La direction de la culture de Béjaïa, en collaboration avec l’APC d’Amalou, avait décidé depuis plusieurs mois de rendre hommage au grand chanteur kabyle Allaoua Zerrouki, en organisant un grand colloque dans son village natal. Les équipes des deux organismes partenaires, cadres et employés, avaient beaucoup travaillé pour sa préparation, et la veille dudit événement, tout paraissait au point.
Dans le programme figurait une visite collective à la maison du défunt et le dépôt d’une gerbe de fleurs à sa mémoire. Rappelons que les circonstances de sa mort, de son enterrement, de son déterrement et de l’incinération de ses restes avaient fait scandale et mis en émoi la population. Ayant été enterré à Paris et sa tombe complètement délaissée, l’administration du cimetière parisien avait déterré ses restes, après plusieurs décennies de sa mort, et les a incinérés pour libérer la place.
Dans le programme de la journée d’avant-hier lundi, deux invités étaient annoncés pour présenter des communications en rapport avec l’événement. Il s’agissait de Rachid Mokhtari, chercheur, auteur de plusieurs ouvrages sur la chanson de l’exil, notamment, et de Rachid Oulebsir, également chercheur, spécialiste de l’histoire amazighe, dont celle de la région, en particulier. En plus de cela, était annoncée la présence d’Abdelkader Bendamache, président du Conseil National des Arts et des Lettres et quelques autres personnalités importantes. La présence du wali de Béjaïa a également été annoncée. L’après-midi, plusieurs témoins et amis du défunt chanteur étaient également prévus, pour apporter un témoignage vivant sur la vie de l’artiste qu’ils ont bien connu. Le mouvement associatif avait aussi répondu présent, comme l’Etoile Culturelle d’Akbou et Tafat. L’ONDA a également tenu à être présent pour sensibiliser les artistes de la région et les informer de leurs droits.
Absence de chef d’orchestre
Malheureusement, les choses ne se sont pas du tout déroulées comme prévu. Il manquait visiblement un chef d’orchestre à cette symphonie si longuement et si minutieusement préparée. D’abord, les deux communicants, Rachid Mokhtari et Rachid Oulebsir, ne sont pas venus et étaient injoignables. Il n’y avait non plus aucune trace ni du wali, ni du président du CNAL, M. Bendamache. Par contre, plusieurs artistes de la région, de Béjaïa, d’Amizour, de Sidi Aïch, entre autres, avaient fait le déplacement.

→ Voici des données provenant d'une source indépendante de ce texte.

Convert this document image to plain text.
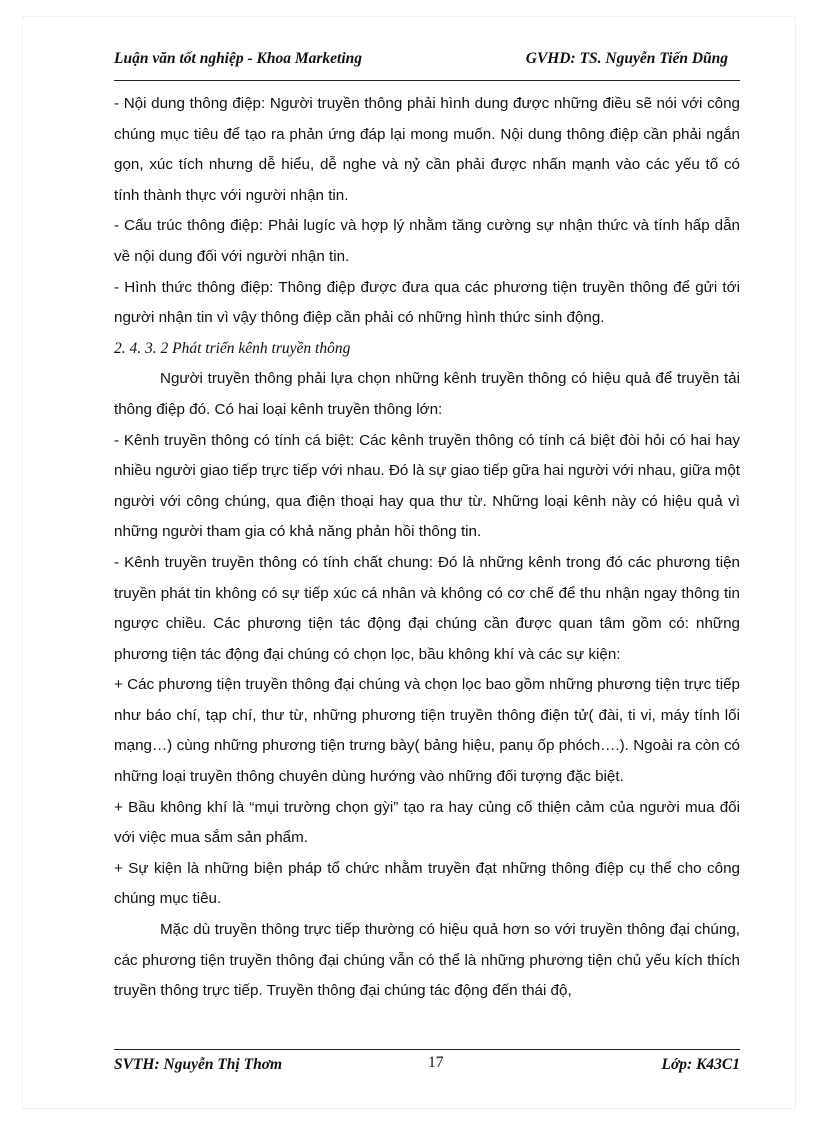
Luận văn tốt nghiệp - Khoa Marketing	GVHD: TS. Nguyễn Tiến Dũng

- Nội dung thông điệp: Người truyền thông phải hình dung được những điều sẽ nói với công chúng mục tiêu để tạo ra phản ứng đáp lại mong muốn. Nội dung thông điệp cần phải ngắn gọn, xúc tích nhưng dễ hiểu, dễ nghe và nỷ cần phải được nhấn mạnh vào các yếu tố có tính thành thực với người nhận tin.

- Cấu trúc thông điệp: Phải lugíc và hợp lý nhằm tăng cường sự nhận thức và tính hấp dẫn về nội dung đối với người nhận tin.

- Hình thức thông điệp: Thông điệp được đưa qua các phương tiện truyền thông để gửi tới người nhận tin vì vậy thông điệp cần phải có những hình thức sinh động.

2. 4. 3. 2 Phát triển kênh truyền thông

Người truyền thông phải lựa chọn những kênh truyền thông có hiệu quả để truyền tải thông điệp đó. Có hai loại kênh truyền thông lớn:

- Kênh truyền thông có tính cá biệt: Các kênh truyền thông có tính cá biệt đòi hỏi có hai hay nhiều người giao tiếp trực tiếp với nhau. Đó là sự giao tiếp gữa hai người với nhau, giữa một người với công chúng, qua điện thoại hay qua thư từ. Những loại kênh này có hiệu quả vì những người tham gia có khả năng phản hồi thông tin.

- Kênh truyền truyền thông có tính chất chung: Đó là những kênh trong đó các phương tiện truyền phát tin không có sự tiếp xúc cá nhân và không có cơ chế để thu nhận ngay thông tin ngược chiều. Các phương tiện tác động đại chúng cần được quan tâm gồm có: những phương tiện tác động đại chúng có chọn lọc, bầu không khí và các sự kiện:

+ Các phương tiện truyền thông đại chúng và chọn lọc bao gồm những phương tiện trực tiếp như báo chí, tạp chí, thư từ, những phương tiện truyền thông điện tử( đài, ti vi, máy tính lối mạng…) cùng những phương tiện trưng bày( bảng hiệu, panụ ốp phóch….). Ngoài ra còn có những loại truyền thông chuyên dùng hướng vào những đối tượng đặc biệt.

+ Bầu không khí là “mụi trường chọn gỳi” tạo ra hay củng cố thiện cảm của người mua đối với việc mua sắm sản phẩm.

+ Sự kiện là những biện pháp tổ chức nhằm truyền đạt những thông điệp cụ thể cho công chúng mục tiêu.

Mặc dù truyền thông trực tiếp thường có hiệu quả hơn so với truyền thông đại chúng, các phương tiện truyền thông đại chúng vẫn có thể là những phương tiện chủ yếu kích thích truyền thông trực tiếp. Truyền thông đại chúng tác động đến thái độ,

SVTH: Nguyễn Thị Thơm	17	Lớp: K43C1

Ce n’est que vers midi que le président de l’APC d’Amalou, M. Azoug, a donné le signal de départ vers la maison ou Allaoua Zerrouki a passé son enfance, située sur les hauteurs du village. Sous un soleil de plomb, les nombreux visiteurs se sont rendus à la place dite des « Trois fusillés », pour y déposer une gerbe de fleurs sur le monument aux morts. Puis, il y eut la visite de la maison où a vécu l’artiste.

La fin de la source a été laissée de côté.